平安神宮(京都市左京区)

訪問日:2005/11/27

出来すぎのエントランス

平安神宮の応天門を見上げるたび、“よくこんな凄いもの作ったなぁ”と感心します。
大通りに面していて、遠くからでもその威容がはっきりと見て取れます。近くで見れば、言葉を失うほどの圧倒的な存在感。華麗かつ堂々たるその容姿は、まさに寺社建築の傑作中の傑作と呼ぶに相応しいものです。
鮮やかな朱色が、明るい岡崎の町にとてもよく似合っています。まるで“さあさ、中に入っておいでよ。ここには愉快なことがいっぱいあるから!”と楽しく誘ってくれているような、そんな素晴らしいエントランスなんですよ。

まるで宮殿のよう

平安神宮は、神社と言うよりも宮殿と言った方がしっくりくるような気がします。
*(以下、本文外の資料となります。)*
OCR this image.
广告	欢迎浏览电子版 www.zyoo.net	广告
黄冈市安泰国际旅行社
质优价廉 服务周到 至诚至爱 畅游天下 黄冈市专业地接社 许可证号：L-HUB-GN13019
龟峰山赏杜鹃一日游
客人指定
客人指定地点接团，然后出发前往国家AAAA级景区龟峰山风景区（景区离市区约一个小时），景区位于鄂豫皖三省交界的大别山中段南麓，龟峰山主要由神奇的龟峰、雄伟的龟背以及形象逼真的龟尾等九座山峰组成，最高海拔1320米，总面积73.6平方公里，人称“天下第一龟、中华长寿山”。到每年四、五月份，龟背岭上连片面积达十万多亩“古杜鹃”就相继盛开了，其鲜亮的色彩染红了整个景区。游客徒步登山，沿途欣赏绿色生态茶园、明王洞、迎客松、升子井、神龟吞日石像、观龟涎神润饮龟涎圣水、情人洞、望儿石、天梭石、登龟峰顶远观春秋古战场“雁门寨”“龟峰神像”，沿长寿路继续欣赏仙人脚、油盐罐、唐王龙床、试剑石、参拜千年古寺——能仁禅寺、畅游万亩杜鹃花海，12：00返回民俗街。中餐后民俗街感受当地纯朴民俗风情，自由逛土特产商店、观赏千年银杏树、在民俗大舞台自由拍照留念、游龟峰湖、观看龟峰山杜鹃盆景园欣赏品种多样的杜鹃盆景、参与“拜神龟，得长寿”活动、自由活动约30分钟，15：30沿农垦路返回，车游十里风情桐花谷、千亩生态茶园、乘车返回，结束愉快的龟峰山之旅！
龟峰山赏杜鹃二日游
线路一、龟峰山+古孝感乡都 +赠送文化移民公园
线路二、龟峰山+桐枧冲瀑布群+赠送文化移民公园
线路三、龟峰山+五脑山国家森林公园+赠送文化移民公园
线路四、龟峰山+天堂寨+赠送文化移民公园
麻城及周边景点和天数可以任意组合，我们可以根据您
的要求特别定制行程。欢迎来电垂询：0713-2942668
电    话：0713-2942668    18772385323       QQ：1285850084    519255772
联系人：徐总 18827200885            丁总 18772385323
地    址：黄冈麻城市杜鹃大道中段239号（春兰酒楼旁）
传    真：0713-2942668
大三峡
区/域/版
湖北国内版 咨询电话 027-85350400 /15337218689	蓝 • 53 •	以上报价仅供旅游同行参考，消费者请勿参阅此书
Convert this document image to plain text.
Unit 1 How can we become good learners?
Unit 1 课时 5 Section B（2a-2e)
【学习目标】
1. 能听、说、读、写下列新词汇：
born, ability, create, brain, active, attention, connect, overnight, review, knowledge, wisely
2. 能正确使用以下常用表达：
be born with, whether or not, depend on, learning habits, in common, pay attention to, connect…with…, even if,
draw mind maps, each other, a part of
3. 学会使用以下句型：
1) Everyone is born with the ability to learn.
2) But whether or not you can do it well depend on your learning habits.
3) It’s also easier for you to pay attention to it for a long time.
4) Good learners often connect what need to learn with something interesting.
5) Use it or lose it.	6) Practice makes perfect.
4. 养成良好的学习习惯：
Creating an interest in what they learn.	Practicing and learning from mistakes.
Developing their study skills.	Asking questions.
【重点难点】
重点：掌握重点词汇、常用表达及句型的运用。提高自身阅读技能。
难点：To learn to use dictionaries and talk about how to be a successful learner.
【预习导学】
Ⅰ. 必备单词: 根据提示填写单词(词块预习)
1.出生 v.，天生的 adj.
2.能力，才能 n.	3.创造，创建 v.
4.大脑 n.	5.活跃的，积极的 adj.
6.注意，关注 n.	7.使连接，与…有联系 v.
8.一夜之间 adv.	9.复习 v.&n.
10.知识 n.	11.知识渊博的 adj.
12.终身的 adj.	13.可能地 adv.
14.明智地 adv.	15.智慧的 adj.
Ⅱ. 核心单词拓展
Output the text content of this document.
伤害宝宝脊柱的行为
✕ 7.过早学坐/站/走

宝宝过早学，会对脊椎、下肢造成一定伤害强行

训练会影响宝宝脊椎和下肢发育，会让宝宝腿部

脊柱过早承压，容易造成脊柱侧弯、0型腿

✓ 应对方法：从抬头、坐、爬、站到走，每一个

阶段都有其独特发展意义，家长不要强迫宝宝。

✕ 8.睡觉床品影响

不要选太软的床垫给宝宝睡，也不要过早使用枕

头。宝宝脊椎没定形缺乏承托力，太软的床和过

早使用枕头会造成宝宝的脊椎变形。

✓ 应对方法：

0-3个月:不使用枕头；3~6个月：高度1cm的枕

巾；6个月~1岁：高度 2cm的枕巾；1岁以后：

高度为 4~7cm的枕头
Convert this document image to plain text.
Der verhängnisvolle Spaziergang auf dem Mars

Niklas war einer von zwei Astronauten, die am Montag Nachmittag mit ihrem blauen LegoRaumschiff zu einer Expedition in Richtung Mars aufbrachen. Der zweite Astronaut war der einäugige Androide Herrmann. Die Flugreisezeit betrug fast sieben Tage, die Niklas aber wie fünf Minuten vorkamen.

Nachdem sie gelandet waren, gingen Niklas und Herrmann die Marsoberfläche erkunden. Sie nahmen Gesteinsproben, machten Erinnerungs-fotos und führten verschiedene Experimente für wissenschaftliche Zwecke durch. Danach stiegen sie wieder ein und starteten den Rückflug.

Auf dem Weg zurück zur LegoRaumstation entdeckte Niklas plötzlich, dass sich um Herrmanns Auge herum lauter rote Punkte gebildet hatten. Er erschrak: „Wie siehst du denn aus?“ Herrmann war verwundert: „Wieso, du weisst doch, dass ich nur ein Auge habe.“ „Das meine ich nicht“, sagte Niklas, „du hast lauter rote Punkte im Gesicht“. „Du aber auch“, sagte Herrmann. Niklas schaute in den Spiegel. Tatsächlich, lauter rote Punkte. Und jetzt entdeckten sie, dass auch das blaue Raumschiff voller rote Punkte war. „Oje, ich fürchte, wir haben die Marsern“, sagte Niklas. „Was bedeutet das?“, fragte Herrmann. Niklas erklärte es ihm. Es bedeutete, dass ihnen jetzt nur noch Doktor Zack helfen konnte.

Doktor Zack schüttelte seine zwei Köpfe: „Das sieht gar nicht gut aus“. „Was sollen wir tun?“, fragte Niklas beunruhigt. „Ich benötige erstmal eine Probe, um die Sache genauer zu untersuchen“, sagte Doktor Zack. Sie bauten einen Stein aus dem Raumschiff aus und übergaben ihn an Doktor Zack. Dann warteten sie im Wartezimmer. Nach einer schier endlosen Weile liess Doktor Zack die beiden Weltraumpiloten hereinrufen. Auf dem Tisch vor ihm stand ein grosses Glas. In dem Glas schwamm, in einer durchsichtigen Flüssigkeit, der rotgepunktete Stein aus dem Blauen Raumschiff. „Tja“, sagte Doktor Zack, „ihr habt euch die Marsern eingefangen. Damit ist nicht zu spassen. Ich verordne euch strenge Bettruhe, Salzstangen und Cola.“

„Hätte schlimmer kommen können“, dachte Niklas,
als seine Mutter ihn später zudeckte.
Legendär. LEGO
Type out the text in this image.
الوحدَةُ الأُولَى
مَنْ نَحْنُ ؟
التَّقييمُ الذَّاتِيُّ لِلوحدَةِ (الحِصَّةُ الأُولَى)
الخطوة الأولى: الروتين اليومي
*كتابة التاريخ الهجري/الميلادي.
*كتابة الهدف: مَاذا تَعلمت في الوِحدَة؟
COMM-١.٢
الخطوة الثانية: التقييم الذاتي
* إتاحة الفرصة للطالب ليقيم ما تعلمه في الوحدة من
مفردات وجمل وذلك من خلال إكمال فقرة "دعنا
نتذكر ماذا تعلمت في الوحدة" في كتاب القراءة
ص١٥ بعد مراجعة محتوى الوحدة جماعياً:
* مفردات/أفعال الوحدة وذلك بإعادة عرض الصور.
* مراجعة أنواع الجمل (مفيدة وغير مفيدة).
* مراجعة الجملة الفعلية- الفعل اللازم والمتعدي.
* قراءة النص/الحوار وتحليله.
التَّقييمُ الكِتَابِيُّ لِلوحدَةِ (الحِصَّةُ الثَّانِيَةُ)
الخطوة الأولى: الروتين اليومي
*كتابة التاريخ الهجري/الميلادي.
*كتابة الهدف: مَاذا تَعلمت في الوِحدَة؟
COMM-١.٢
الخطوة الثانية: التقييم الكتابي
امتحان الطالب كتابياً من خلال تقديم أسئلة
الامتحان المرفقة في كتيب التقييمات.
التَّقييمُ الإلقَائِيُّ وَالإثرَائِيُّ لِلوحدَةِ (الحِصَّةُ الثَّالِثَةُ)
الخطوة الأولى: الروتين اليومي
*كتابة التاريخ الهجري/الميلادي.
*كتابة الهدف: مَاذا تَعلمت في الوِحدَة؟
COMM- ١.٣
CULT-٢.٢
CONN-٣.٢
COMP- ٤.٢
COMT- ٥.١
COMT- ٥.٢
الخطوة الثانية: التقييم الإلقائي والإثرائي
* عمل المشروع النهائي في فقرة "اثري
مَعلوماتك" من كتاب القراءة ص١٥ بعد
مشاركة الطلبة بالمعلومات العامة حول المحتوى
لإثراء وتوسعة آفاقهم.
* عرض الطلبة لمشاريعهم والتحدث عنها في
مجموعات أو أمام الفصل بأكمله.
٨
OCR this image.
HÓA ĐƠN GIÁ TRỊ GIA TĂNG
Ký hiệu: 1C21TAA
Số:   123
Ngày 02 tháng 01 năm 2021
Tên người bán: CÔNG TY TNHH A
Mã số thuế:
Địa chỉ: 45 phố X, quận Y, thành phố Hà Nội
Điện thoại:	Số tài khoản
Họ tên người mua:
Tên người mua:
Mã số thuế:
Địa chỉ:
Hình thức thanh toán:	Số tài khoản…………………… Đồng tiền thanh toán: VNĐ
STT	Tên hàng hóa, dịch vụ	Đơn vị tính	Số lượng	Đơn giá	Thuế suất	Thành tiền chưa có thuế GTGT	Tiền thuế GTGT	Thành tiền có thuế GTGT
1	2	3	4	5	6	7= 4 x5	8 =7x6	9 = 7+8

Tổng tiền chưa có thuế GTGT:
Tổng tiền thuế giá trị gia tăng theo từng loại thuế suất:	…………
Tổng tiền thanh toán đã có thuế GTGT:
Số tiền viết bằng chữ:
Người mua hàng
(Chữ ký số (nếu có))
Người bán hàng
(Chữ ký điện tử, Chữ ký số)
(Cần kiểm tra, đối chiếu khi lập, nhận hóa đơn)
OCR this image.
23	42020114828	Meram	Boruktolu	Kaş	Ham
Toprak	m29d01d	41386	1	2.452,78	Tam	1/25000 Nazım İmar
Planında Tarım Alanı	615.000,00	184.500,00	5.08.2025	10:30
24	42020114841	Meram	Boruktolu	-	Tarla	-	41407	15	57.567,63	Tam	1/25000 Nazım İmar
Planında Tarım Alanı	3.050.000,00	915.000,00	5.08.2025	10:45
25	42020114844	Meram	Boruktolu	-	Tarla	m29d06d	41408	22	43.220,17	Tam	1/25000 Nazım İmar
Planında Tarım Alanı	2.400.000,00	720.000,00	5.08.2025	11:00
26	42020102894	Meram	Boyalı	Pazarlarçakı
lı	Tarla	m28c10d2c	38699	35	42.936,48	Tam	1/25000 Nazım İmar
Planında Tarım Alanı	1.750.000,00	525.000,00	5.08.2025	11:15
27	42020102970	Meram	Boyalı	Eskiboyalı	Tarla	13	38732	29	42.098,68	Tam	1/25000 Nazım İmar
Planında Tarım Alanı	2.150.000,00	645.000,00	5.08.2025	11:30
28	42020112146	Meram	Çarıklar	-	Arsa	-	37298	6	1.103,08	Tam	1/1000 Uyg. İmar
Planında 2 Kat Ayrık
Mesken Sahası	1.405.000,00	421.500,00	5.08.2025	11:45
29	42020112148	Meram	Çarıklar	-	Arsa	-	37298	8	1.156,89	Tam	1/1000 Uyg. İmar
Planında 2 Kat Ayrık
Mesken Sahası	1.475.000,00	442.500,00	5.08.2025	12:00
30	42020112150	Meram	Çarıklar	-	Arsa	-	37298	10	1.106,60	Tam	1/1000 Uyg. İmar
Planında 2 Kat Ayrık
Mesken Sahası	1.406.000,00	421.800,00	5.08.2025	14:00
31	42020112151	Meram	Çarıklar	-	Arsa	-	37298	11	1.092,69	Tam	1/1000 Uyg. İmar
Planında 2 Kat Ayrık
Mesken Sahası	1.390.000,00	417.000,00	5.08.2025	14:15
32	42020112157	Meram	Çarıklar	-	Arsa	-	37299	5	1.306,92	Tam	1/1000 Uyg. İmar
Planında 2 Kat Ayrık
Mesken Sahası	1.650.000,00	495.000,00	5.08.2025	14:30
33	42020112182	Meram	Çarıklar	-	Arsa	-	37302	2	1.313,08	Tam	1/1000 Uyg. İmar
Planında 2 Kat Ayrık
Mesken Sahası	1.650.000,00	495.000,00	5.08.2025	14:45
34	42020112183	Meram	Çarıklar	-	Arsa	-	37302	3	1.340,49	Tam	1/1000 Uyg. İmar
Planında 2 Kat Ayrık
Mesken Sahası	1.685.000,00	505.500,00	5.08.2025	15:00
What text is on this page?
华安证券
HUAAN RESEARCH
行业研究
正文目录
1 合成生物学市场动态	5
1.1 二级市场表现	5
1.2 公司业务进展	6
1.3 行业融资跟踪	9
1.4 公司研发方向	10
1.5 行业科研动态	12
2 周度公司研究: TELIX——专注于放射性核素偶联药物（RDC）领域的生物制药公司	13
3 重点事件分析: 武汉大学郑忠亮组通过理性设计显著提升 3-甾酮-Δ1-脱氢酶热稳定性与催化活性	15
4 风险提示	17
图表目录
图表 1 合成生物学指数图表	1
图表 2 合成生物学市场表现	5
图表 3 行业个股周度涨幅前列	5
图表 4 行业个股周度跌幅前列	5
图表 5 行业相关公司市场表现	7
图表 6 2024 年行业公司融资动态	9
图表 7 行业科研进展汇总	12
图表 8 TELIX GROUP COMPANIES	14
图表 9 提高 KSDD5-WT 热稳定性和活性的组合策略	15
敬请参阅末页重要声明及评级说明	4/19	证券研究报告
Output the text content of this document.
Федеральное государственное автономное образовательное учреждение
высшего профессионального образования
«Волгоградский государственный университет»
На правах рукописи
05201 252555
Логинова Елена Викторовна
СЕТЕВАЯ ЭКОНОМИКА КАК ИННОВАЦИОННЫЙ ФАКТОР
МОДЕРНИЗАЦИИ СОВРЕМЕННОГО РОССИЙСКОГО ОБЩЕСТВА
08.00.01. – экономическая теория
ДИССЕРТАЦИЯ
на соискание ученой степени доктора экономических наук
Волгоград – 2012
広大な敷地の中に建つ、煌びやかな建物。神聖と言うよりは、豪奢な雰囲気の境内。なんか、映画の『ラストエンペラー』に出てきそうな宮殿を思わせるんですよね。。。
スケールが大きいというのは、それだけで相当気持ちがいいものです。僕にとって、平安神宮を訪れるということは、何よりもまずその壮大な世界を思う存分味わうということなのです。

控え目な紅葉も美しい

神苑だってとっても広い。広いだけじゃなくてたくさんのエリアに分かれていて、それぞれのエリアにおいて異なった四季折々の美しい風景を見せてくれます。
秋真っ盛りのこの時期は、もちろん紅葉。右の写真は、初夏の花ショウブで有名な西神苑です。深い緑の間からちょこんと顔を覗かせる紅葉のさりげなさが、好ましく、また味わい深いものがありました。控え目な紅葉というのも、またいいものですね。

水面に浮かぶ優雅な建築

さて、神苑のクライマックスといえば、なんといっても広大な栖鳳池を中心に展開する東神苑ということになるでしょうね。
建物が、こんなに気持ちよさげに建っている場所が他にあるだろうか! 尚美館や泰平閣といった優雅な建物が、水面にふわふわと浮かんでいるのを見ていると、なんだか一日中眺めててもいいなと思います。
きっと、平安神宮の平安って“平安時代”というだけじゃなくて、“心の平安”という意味でもあるんだろうな。